19 Maret 2016
Ervano menggeleng tak percaya dengan apa yang ada di hadapannya saat ini. Gedung yang menjadi tempat mencurahkan ilmu kepenulisan kepada anak-anak sekolah dan mahasiswa luluh lantak bak disapu angin topan.
Kerusakan bukan hanya terjadi pada gembok pagar tapi kaca dan CCTV yang terpasang juga ikut dirusak. Tirai alumunium yang menutupi ruang administrasi sekaligus jalan masuk para anak les, juga tak luput dari pembobolan. Serpihan kaca berserakan di lantai. Berkas-berkas penting yang berada dalam laci administrasi dan ruang rapat, berhambur di lantai keramik.
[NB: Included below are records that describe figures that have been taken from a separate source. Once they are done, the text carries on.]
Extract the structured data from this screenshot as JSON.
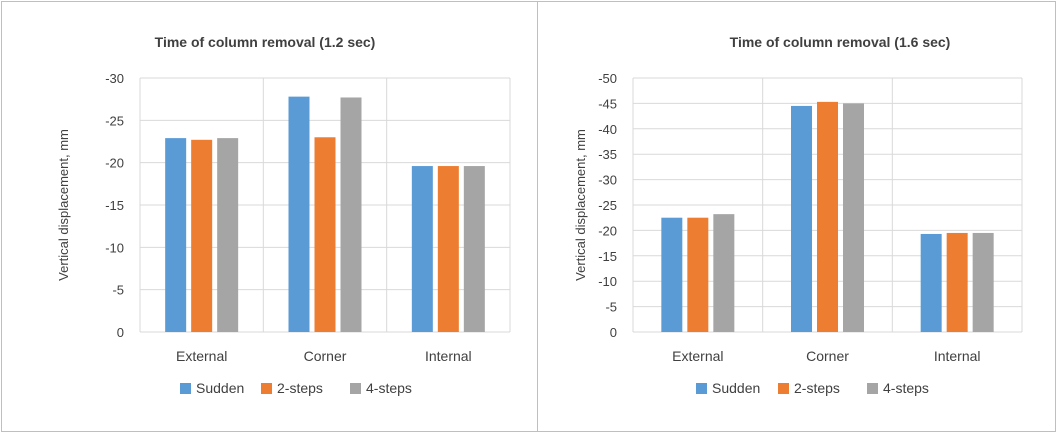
{
  "colors": {
    "Sudden": "#5b9bd5",
    "2-steps": "#ed7d31",
    "4-steps": "#a5a5a5",
    "grid": "#d9d9d9",
    "text": "#404040"
  },
  "chart_data": [
    {
      "type": "bar",
      "title": "Time of column removal (1.2 sec)",
      "ylabel": "Vertical displacement, mm",
      "xlabel": "",
      "categories": [
        "External",
        "Corner",
        "Internal"
      ],
      "series": [
        {
          "name": "Sudden",
          "values": [
            -22.9,
            -27.8,
            -19.6
          ]
        },
        {
          "name": "2-steps",
          "values": [
            -22.7,
            -23.0,
            -19.6
          ]
        },
        {
          "name": "4-steps",
          "values": [
            -22.9,
            -27.7,
            -19.6
          ]
        }
      ],
      "ylim": [
        0,
        -30
      ],
      "yticks": [
        0,
        -5,
        -10,
        -15,
        -20,
        -25,
        -30
      ],
      "ytick_labels": [
        "0",
        "-5",
        "-10",
        "-15",
        "-20",
        "-25",
        "-30"
      ],
      "grid": true,
      "legend": "bottom"
    },
    {
      "type": "bar",
      "title": "Time of column removal (1.6 sec)",
      "ylabel": "Vertical displacement, mm",
      "xlabel": "",
      "categories": [
        "External",
        "Corner",
        "Internal"
      ],
      "series": [
        {
          "name": "Sudden",
          "values": [
            -22.5,
            -44.5,
            -19.3
          ]
        },
        {
          "name": "2-steps",
          "values": [
            -22.5,
            -45.3,
            -19.5
          ]
        },
        {
          "name": "4-steps",
          "values": [
            -23.2,
            -45.0,
            -19.5
          ]
        }
      ],
      "ylim": [
        0,
        -50
      ],
      "yticks": [
        0,
        -5,
        -10,
        -15,
        -20,
        -25,
        -30,
        -35,
        -40,
        -45,
        -50
      ],
      "ytick_labels": [
        "0",
        "-5",
        "-10",
        "-15",
        "-20",
        "-25",
        "-30",
        "-35",
        "-40",
        "-45",
        "-50"
      ],
      "grid": true,
      "legend": "bottom"
    }
  ]
}
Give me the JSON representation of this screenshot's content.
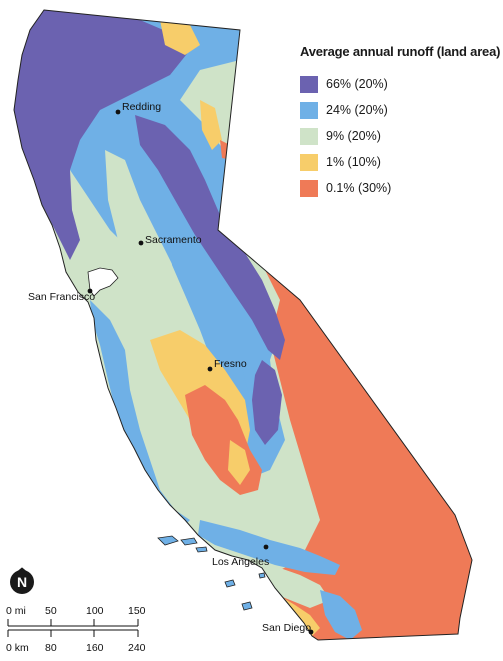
{
  "legend": {
    "title": "Average annual runoff (land area)",
    "items": [
      {
        "label": "66% (20%)",
        "color": "#6b62b0"
      },
      {
        "label": "24% (20%)",
        "color": "#6fb0e6"
      },
      {
        "label": "9% (20%)",
        "color": "#cfe3c8"
      },
      {
        "label": "1% (10%)",
        "color": "#f7cd6a"
      },
      {
        "label": "0.1% (30%)",
        "color": "#ef7a57"
      }
    ]
  },
  "cities": {
    "redding": "Redding",
    "sacramento": "Sacramento",
    "san_francisco": "San Francisco",
    "fresno": "Fresno",
    "los_angeles": "Los Angeles",
    "san_diego": "San Diego"
  },
  "scale_bar": {
    "miles": {
      "unit": "mi",
      "ticks": [
        "0 mi",
        "50",
        "100",
        "150"
      ]
    },
    "kilometers": {
      "unit": "km",
      "ticks": [
        "0 km",
        "80",
        "160",
        "240"
      ]
    }
  },
  "north_arrow": {
    "icon": "north-arrow-icon",
    "letter": "N"
  }
}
Ervano tak henti-hentinya mengutuk tindakan pengrusakan sekaligus pembobolan kelewat batas.
Oh Tuhan-ku, bagaimana ini bisa terjadi? tanya Ervano dalam hati. Sementara itu, beberapa polisi sedang melakukan penyisiran dan investigasi pada orang-orang terkait atau berkemungkinan menyaksikan pengrusakan itu. Termasuk Ervano sendiri.
***
Menenangkan diri di depan teras rumah sudah menjadi kebiasaan lelaki itu. Ditemani secangkir kopi susu dan musik pop lawas, menjadikan suasana rumah setenang surga. Ervano menggoyangkan kepala, mengikuti suara dan melodi musik sang penyanyi. Namun gangguan kecil menginterupsi kesenangan Ervano. Muka sedikit berkerut sambil berdecak kesal ketika suara handphone berbunyi begitu kencang. Ervano memberhentikan lagu yang sedang diputar lalu mengangkat panggilan masuk.
“Halo, ya ada apa Tanto?”
“Halo Pak Ervano, gedung les kita mengalami kerusakan—“ Belum sempat kawan Ervano melanjutkan perkataan, Ervano mematikan handphone, tergesa-gesa berlari menuju kamar tidur. Mengganti baju dan mengambil kunci mobil yang tergantung di atas dinding kamar.
***
Ervano memilih memakirkan mobil di kerumanan orang memadati gedung les. Menggunakan kedua tangannya, ia mencoba membelah kepadatan untuk mengetahui detil kerusakan yang terjadi.
Ketika sudah berada di barisan paling depan, Ervano melihat Tanto yang menelepon tadi lewat handphone, sedang berdiri mengamati beberapa polisi yang sedang sibuk menyisiri TKP. Lelaki berambut setengah botak itu berada di belakang garis polisi.
“Tanto... sejak kapan kamu sampai di sini? Dan siapa pertama kali menelepon pihak kepolisian?” tanya Ervano tergesa-gesa sambil mengatur deru napas agar tak terlalu buru-buru.